Why Leaving Comments is a Good Online Networking Activity

    Posted by Pete Caputa on Jul 27, 2008 9:40:00 PM

    The other day, I posted a guest article to my blog about why small businesses need to take control over their online presence, because if they don't someone else will. It was written by Malcolm Shepperd from Gill Media, a smart guy who knows his stuff.

    Shortly after the article was published, I received three comments from the same person. The first one said, "Does any mailer out there track the opens when they deploy". Not only does the sentence lack punctuation, it is irrelevant to the article. I clicked the person's name to go check out their website and I saw a press announcement about how they just launched an email marketing tool. If that wasn't enough, she posted the question twice and then left a third comment that said "Great Post. Very Informative" with a link to her website in the text of comment.

    Malcolm's whole post was about protecting your online reputation from other people who might try to sully your company's reputation online. I didn't think I'd have to advise people to avoid being idiots in order to protect their own brand online.

    So, I called and her and told her that link building by leaving comments is not that effective and that I'd send her an email with a link to article about why leaving comments does not usually support search engine optimization if a site uses no-follow. I asked her to stop doing it on my website. She said, "no problem". I told her I'd be happy to talk to her if she wanted to talk about proper ways to build links for her company and her clients. Yes, her company provides internet marketing services, believe it or not.

    I also told her that leaving comments is a good idea. But, they shouldn't be covert attempts at promoting her own business; that they should add to the conversation with an insightful question or comment that is relevant to the article; and that she shouldn't include URLs in the body of the text. Here's good advice:

    Why not worry about No Follows? Because ALL humans ignore No Follow. If you participate in a blog comment discussion and link to your site, chances are readers of that blog will follow the link ... building to your site's traffic. The more popular the blog, the more traffic you can build.

    But do not place a signature link in the comment body itself except for critical circumstances. Linking to your own site in the comment body is not only spammy in nature, but can also get your name, site, email and IP flagged by 'social' blog spam software like SpamKarma, and get your comments automatically deleted from dozens of blogs which use the application.
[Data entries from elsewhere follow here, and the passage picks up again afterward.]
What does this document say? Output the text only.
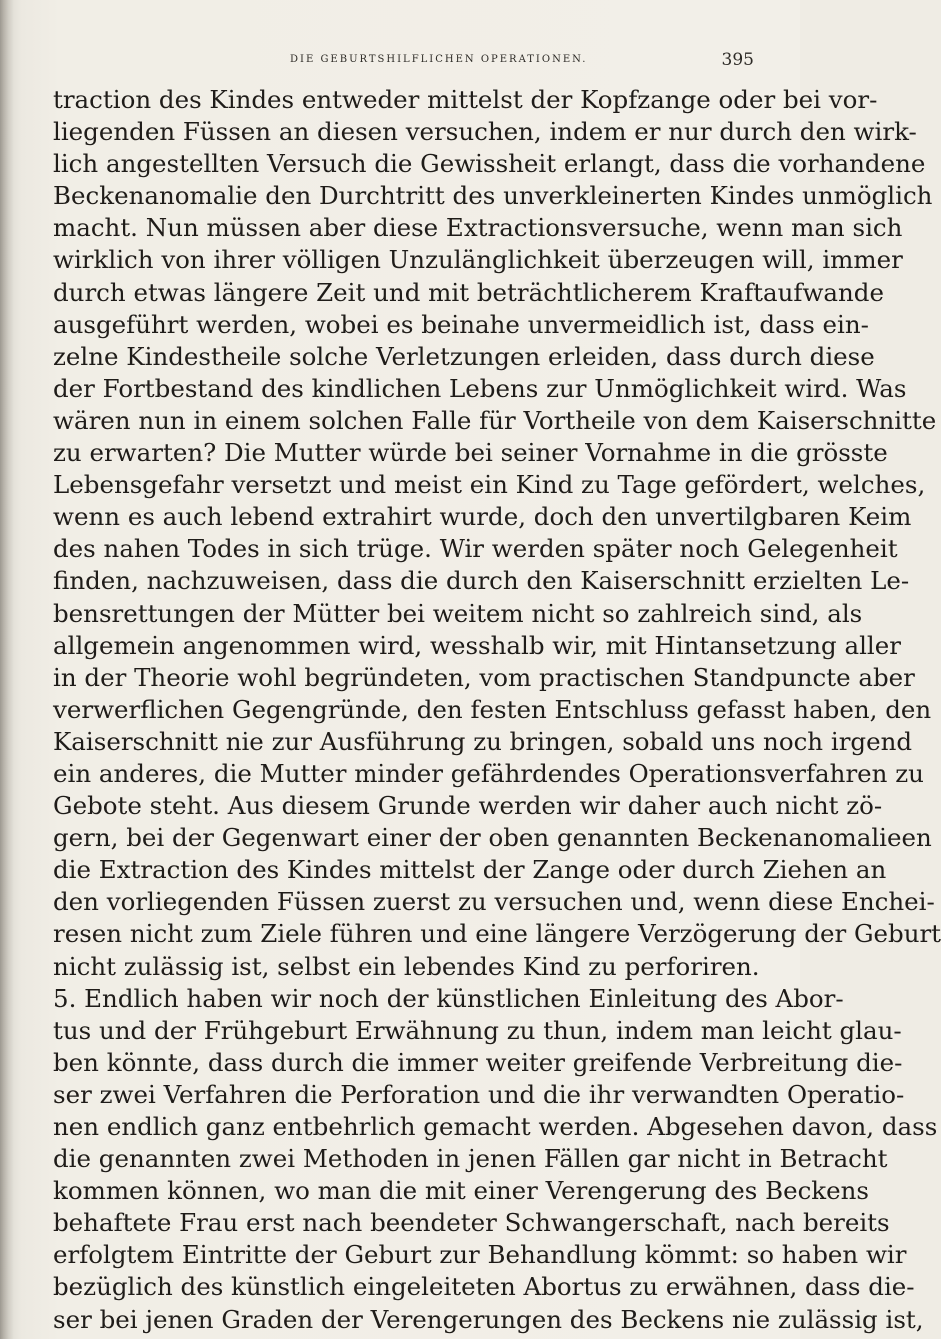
DIE GEBURTSHILFLICHEN OPERATIONEN.	395
traction des Kindes entweder mittelst der Kopfzange oder bei vor-
liegenden Füssen an diesen versuchen, indem er nur durch den wirk-
lich angestellten Versuch die Gewissheit erlangt, dass die vorhandene
Beckenanomalie den Durchtritt des unverkleinerten Kindes unmöglich
macht. Nun müssen aber diese Extractionsversuche, wenn man sich
wirklich von ihrer völligen Unzulänglichkeit überzeugen will, immer
durch etwas längere Zeit und mit beträchtlicherem Kraftaufwande
ausgeführt werden, wobei es beinahe unvermeidlich ist, dass ein-
zelne Kindestheile solche Verletzungen erleiden, dass durch diese
der Fortbestand des kindlichen Lebens zur Unmöglichkeit wird. Was
wären nun in einem solchen Falle für Vortheile von dem Kaiserschnitte
zu erwarten? Die Mutter würde bei seiner Vornahme in die grösste
Lebensgefahr versetzt und meist ein Kind zu Tage gefördert, welches,
wenn es auch lebend extrahirt wurde, doch den unvertilgbaren Keim
des nahen Todes in sich trüge. Wir werden später noch Gelegenheit
finden, nachzuweisen, dass die durch den Kaiserschnitt erzielten Le-
bensrettungen der Mütter bei weitem nicht so zahlreich sind, als
allgemein angenommen wird, wesshalb wir, mit Hintansetzung aller
in der Theorie wohl begründeten, vom practischen Standpuncte aber
verwerflichen Gegengründe, den festen Entschluss gefasst haben, den
Kaiserschnitt nie zur Ausführung zu bringen, sobald uns noch irgend
ein anderes, die Mutter minder gefährdendes Operationsverfahren zu
Gebote steht. Aus diesem Grunde werden wir daher auch nicht zö-
gern, bei der Gegenwart einer der oben genannten Beckenanomalieen
die Extraction des Kindes mittelst der Zange oder durch Ziehen an
den vorliegenden Füssen zuerst zu versuchen und, wenn diese Enchei-
resen nicht zum Ziele führen und eine längere Verzögerung der Geburt
nicht zulässig ist, selbst ein lebendes Kind zu perforiren.
5. Endlich haben wir noch der künstlichen Einleitung des Abor-
tus und der Frühgeburt Erwähnung zu thun, indem man leicht glau-
ben könnte, dass durch die immer weiter greifende Verbreitung die-
ser zwei Verfahren die Perforation und die ihr verwandten Operatio-
nen endlich ganz entbehrlich gemacht werden. Abgesehen davon, dass
die genannten zwei Methoden in jenen Fällen gar nicht in Betracht
kommen können, wo man die mit einer Verengerung des Beckens
behaftete Frau erst nach beendeter Schwangerschaft, nach bereits
erfolgtem Eintritte der Geburt zur Behandlung kömmt: so haben wir
bezüglich des künstlich eingeleiteten Abortus zu erwähnen, dass die-
ser bei jenen Graden der Verengerungen des Beckens nie zulässig ist,
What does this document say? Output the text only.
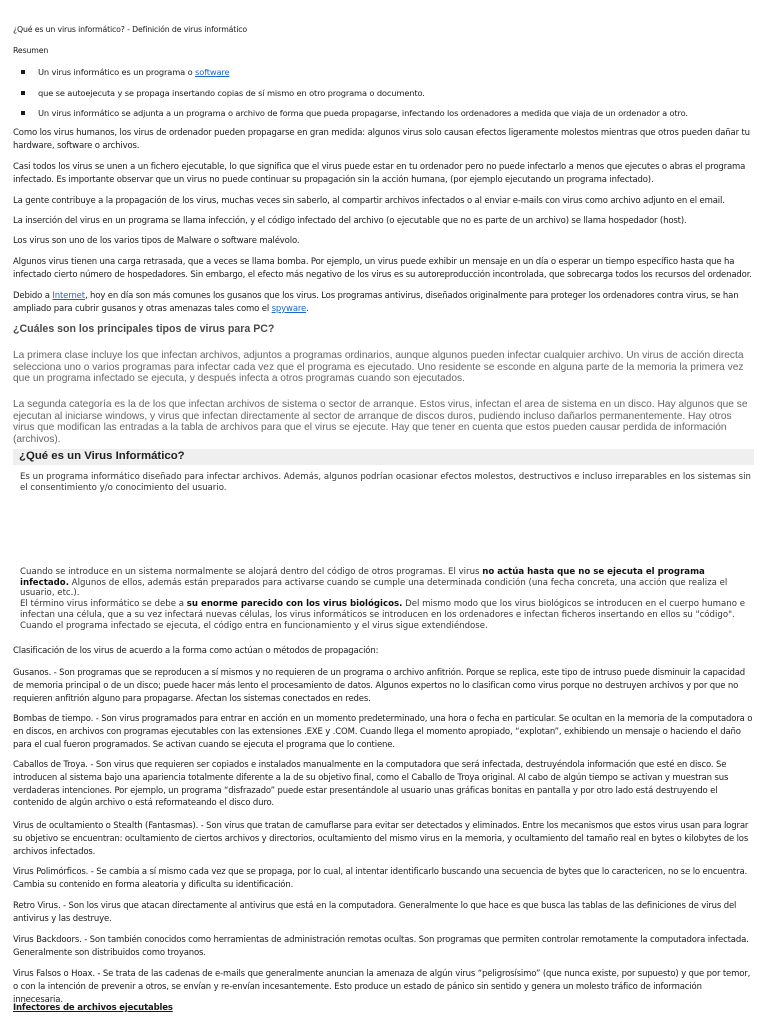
¿Qué es un virus informático? - Definición de virus informático

Resumen

Un virus informático es un programa o software
que se autoejecuta y se propaga insertando copias de sí mismo en otro programa o documento.
Un virus informático se adjunta a un programa o archivo de forma que pueda propagarse, infectando los ordenadores a medida que viaja de un ordenador a otro.

Como los virus humanos, los virus de ordenador pueden propagarse en gran medida: algunos virus solo causan efectos ligeramente molestos mientras que otros pueden dañar tu hardware, software o archivos.

Casi todos los virus se unen a un fichero ejecutable, lo que significa que el virus puede estar en tu ordenador pero no puede infectarlo a menos que ejecutes o abras el programa infectado. Es importante observar que un virus no puede continuar su propagación sin la acción humana, (por ejemplo ejecutando un programa infectado).

La gente contribuye a la propagación de los virus, muchas veces sin saberlo, al compartir archivos infectados o al enviar e-mails con virus como archivo adjunto en el email.

La inserción del virus en un programa se llama infección, y el código infectado del archivo (o ejecutable que no es parte de un archivo) se llama hospedador (host).

Los virus son uno de los varios tipos de Malware o software malévolo.

Algunos virus tienen una carga retrasada, que a veces se llama bomba. Por ejemplo, un virus puede exhibir un mensaje en un día o esperar un tiempo específico hasta que ha infectado cierto número de hospedadores. Sin embargo, el efecto más negativo de los virus es su autoreproducción incontrolada, que sobrecarga todos los recursos del ordenador.

Debido a Internet, hoy en día son más comunes los gusanos que los virus. Los programas antivirus, diseñados originalmente para proteger los ordenadores contra virus, se han ampliado para cubrir gusanos y otras amenazas tales como el spyware.

¿Cuáles son los principales tipos de virus para PC?

La primera clase incluye los que infectan archivos, adjuntos a programas ordinarios, aunque algunos pueden infectar cualquier archivo. Un virus de acción directa selecciona uno o varios programas para infectar cada vez que el programa es ejecutado. Uno residente se esconde en alguna parte de la memoria la primera vez que un programa infectado se ejecuta, y después infecta a otros programas cuando son ejecutados.

La segunda categoría es la de los que infectan archivos de sistema o sector de arranque. Estos virus, infectan el area de sistema en un disco. Hay algunos que se ejecutan al iniciarse windows, y virus que infectan directamente al sector de arranque de discos duros, pudiendo incluso dañarlos permanentemente. Hay otros virus que modifican las entradas a la tabla de archivos para que el virus se ejecute. Hay que tener en cuenta que estos pueden causar perdida de información (archivos).

¿Qué es un Virus Informático?

Es un programa informático diseñado para infectar archivos. Además, algunos podrían ocasionar efectos molestos, destructivos e incluso irreparables en los sistemas sin el consentimiento y/o conocimiento del usuario.

Cuando se introduce en un sistema normalmente se alojará dentro del código de otros programas. El virus no actúa hasta que no se ejecuta el programa infectado. Algunos de ellos, además están preparados para activarse cuando se cumple una determinada condición (una fecha concreta, una acción que realiza el usuario, etc.).
El término virus informático se debe a su enorme parecido con los virus biológicos. Del mismo modo que los virus biológicos se introducen en el cuerpo humano e infectan una célula, que a su vez infectará nuevas células, los virus informáticos se introducen en los ordenadores e infectan ficheros insertando en ellos su "código". Cuando el programa infectado se ejecuta, el código entra en funcionamiento y el virus sigue extendiéndose.

Clasificación de los virus de acuerdo a la forma como actúan o métodos de propagación:

Gusanos. - Son programas que se reproducen a sí mismos y no requieren de un programa o archivo anfitrión. Porque se replica, este tipo de intruso puede disminuir la capacidad de memoria principal o de un disco; puede hacer más lento el procesamiento de datos. Algunos expertos no lo clasifican como virus porque no destruyen archivos y por que no requieren anfitrión alguno para propagarse. Afectan los sistemas conectados en redes.

Bombas de tiempo. - Son virus programados para entrar en acción en un momento predeterminado, una hora o fecha en particular. Se ocultan en la memoria de la computadora o en discos, en archivos con programas ejecutables con las extensiones .EXE y .COM. Cuando llega el momento apropiado, “explotan”, exhibiendo un mensaje o haciendo el daño para el cual fueron programados. Se activan cuando se ejecuta el programa que lo contiene.

Caballos de Troya. - Son virus que requieren ser copiados e instalados manualmente en la computadora que será infectada, destruyéndola información que esté en disco. Se introducen al sistema bajo una apariencia totalmente diferente a la de su objetivo final, como el Caballo de Troya original. Al cabo de algún tiempo se activan y muestran sus verdaderas intenciones. Por ejemplo, un programa “disfrazado” puede estar presentándole al usuario unas gráficas bonitas en pantalla y por otro lado está destruyendo el contenido de algún archivo o está reformateando el disco duro.

Virus de ocultamiento o Stealth (Fantasmas). - Son virus que tratan de camuflarse para evitar ser detectados y eliminados. Entre los mecanismos que estos virus usan para lograr su objetivo se encuentran: ocultamiento de ciertos archivos y directorios, ocultamiento del mismo virus en la memoria, y ocultamiento del tamaño real en bytes o kilobytes de los archivos infectados.

Virus Polimórficos. - Se cambia a sí mismo cada vez que se propaga, por lo cual, al intentar identificarlo buscando una secuencia de bytes que lo caractericen, no se lo encuentra. Cambia su contenido en forma aleatoria y dificulta su identificación.

Retro Virus. - Son los virus que atacan directamente al antivirus que está en la computadora. Generalmente lo que hace es que busca las tablas de las definiciones de virus del antivirus y las destruye.

Virus Backdoors. - Son también conocidos como herramientas de administración remotas ocultas. Son programas que permiten controlar remotamente la computadora infectada. Generalmente son distribuidos como troyanos.

Virus Falsos o Hoax. - Se trata de las cadenas de e-mails que generalmente anuncian la amenaza de algún virus “peligrosísimo” (que nunca existe, por supuesto) y que por temor, o con la intención de prevenir a otros, se envían y re-envían incesantemente. Esto produce un estado de pánico sin sentido y genera un molesto tráfico de información innecesaria.

Infectores de archivos ejecutables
    Using blatant Anchor Text instead of a handle or name in the Name field of blog comments can have the same result, so don't do it!

    The conversation reminded me of all of the comments we had on the HubSpot blog about link building, leaving comments and SEO. We got a pretty good chuckle out of that comment thread, where many of our commenters refused to believe that leaving comments on blogs that employ no follow didn't help their search rankings.

    There was one very valid point that several commenters made, though, and it's best summed up by an article on Search Engine Journal:

    I've always been an advocate for active blog commenting playing an important role in the online marketing mix for a massive amount of reasons, even beyond SEO.

    By taking the time to comment on blogs, even one or two comments per day can lead to extremely positive results such as reputation building, expert positioning...

    While SEO Consultants will debate whether No Follow links from blog comments help out with SEO or not, marketers should leave comments on other blogs as a way to generate direct traffic and to network and meet people with common interests.